The Family Stone

Meeting the in-laws for the first time is always awkward, even more so if, like Meredith (Sarah Jessica Parker, nicely playing against type), you’re a neurotic career woman while your boyfriend (Dermot Mulroney, suave) comes from a family of bon vivant artists and academics. While this clash of personalities is initially comedic, it soon becomes clear that the film is after something much less cheerful, even if it is a Christmas movie.

The Stone clan’s matriarch, Sybil (the always excellent Diane Keaton), may seem to always have a smirk and a cutting remark handy but when she’s by herself, she suddenly becomes pensive and melancholy… I’m not gonna tell you what’s the painful thing she’s hiding; anyway you can probably figure it out yourself. In any case, this only becomes fully relevant late in the film. Early on, it’s all about Meredith -and the audience- meeting the extended cast.

Generally standing by Sybil’s side is big daddy Kelly Stone (Craig T. Nelson, surprisingly commanding), a warm and understanding man who also knows how to firmly put his foot (or hand) down when “it’s enough”. His wife and him have managed to keep the circus that is their household afloat, raising five complex and fascinating kids: Everett, Ben (Luke Wilson, doing that easygoing dude thing he and brother Owen have perfected), pregnant Susannah (Elizabeth Reaser, not making much of an impression), deaf and gay Thad (Ty Giordano, who’s deaf in real life as well and interestingly uses sign language to communicate with the other actors/characters), and Amy (Rachel McAdams, hilariously doing a grungy spin on the queen bitch she played in Mean Girls).

What “The Family Stone” reminded me the most is of a Douglas Sirk melodrama, with secrets and prejudices boiling under jovial appearances. I’m pretty sure this is intended too, especially when you hear the very sentimental score and see the shots of the bucolic family house covered in snow – you practically expect a deer to show up by the picture window, “All That Heaven Allows”-style. And while I think of it, doesn’t Dermot Mulroney look a little bit like Rock Hudson?

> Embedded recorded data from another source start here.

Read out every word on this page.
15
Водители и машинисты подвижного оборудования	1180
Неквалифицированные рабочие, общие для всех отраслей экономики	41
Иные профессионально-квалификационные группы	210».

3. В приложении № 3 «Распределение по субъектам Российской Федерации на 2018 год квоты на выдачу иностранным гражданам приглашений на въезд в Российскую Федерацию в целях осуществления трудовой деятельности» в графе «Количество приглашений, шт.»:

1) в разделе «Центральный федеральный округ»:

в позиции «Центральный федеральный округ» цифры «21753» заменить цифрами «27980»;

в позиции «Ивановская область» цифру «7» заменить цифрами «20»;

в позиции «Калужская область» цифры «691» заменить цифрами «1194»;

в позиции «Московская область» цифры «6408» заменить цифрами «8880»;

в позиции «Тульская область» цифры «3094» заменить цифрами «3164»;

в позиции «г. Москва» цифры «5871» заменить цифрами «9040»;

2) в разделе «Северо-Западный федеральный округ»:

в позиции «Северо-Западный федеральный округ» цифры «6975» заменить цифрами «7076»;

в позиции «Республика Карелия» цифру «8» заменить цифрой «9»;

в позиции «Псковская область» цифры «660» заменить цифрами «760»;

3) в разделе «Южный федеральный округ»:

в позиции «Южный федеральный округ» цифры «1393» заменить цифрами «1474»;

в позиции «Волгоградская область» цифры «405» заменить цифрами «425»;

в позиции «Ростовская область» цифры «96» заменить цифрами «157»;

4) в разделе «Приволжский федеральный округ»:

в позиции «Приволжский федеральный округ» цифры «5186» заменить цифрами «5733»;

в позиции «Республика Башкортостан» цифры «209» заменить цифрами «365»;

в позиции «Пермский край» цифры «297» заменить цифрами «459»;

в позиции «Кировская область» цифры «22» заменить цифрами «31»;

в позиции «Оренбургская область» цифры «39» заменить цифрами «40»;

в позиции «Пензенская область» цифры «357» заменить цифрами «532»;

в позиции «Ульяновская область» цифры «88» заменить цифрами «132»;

Anyway, “The Family Stone” has many very emotional scenes, and what looks like a simple dynamic eventually becomes more complicated. Meredith calls in her sister Julie (Claire Danes, lovely) for emotional support, unaware of the effect she’ll have on…. well, you’ll see. Also entering the picture is Brad Stevenson (Paul Schneider, casually stealing scenes like in Elizabethtown), who “popped Amy’s cherry” years ago and still pines for her. You can imagine how chaotic the Stone’s Christmas will become, causing both laughs and tears. The tone shifts are sometimes too abrupt, and writer-director Thomas Bezucha doesn’t quite manage to satisfyingly develop all the characters and their various inter-crossing relationships. Thankfully, he’s got a great ensemble cast that helps to smoothen things out somewhat so that we’re willing to stick it out. The resolution and subsequent coda seemed a bit too neat to me but hey, this IS a Christmas movie!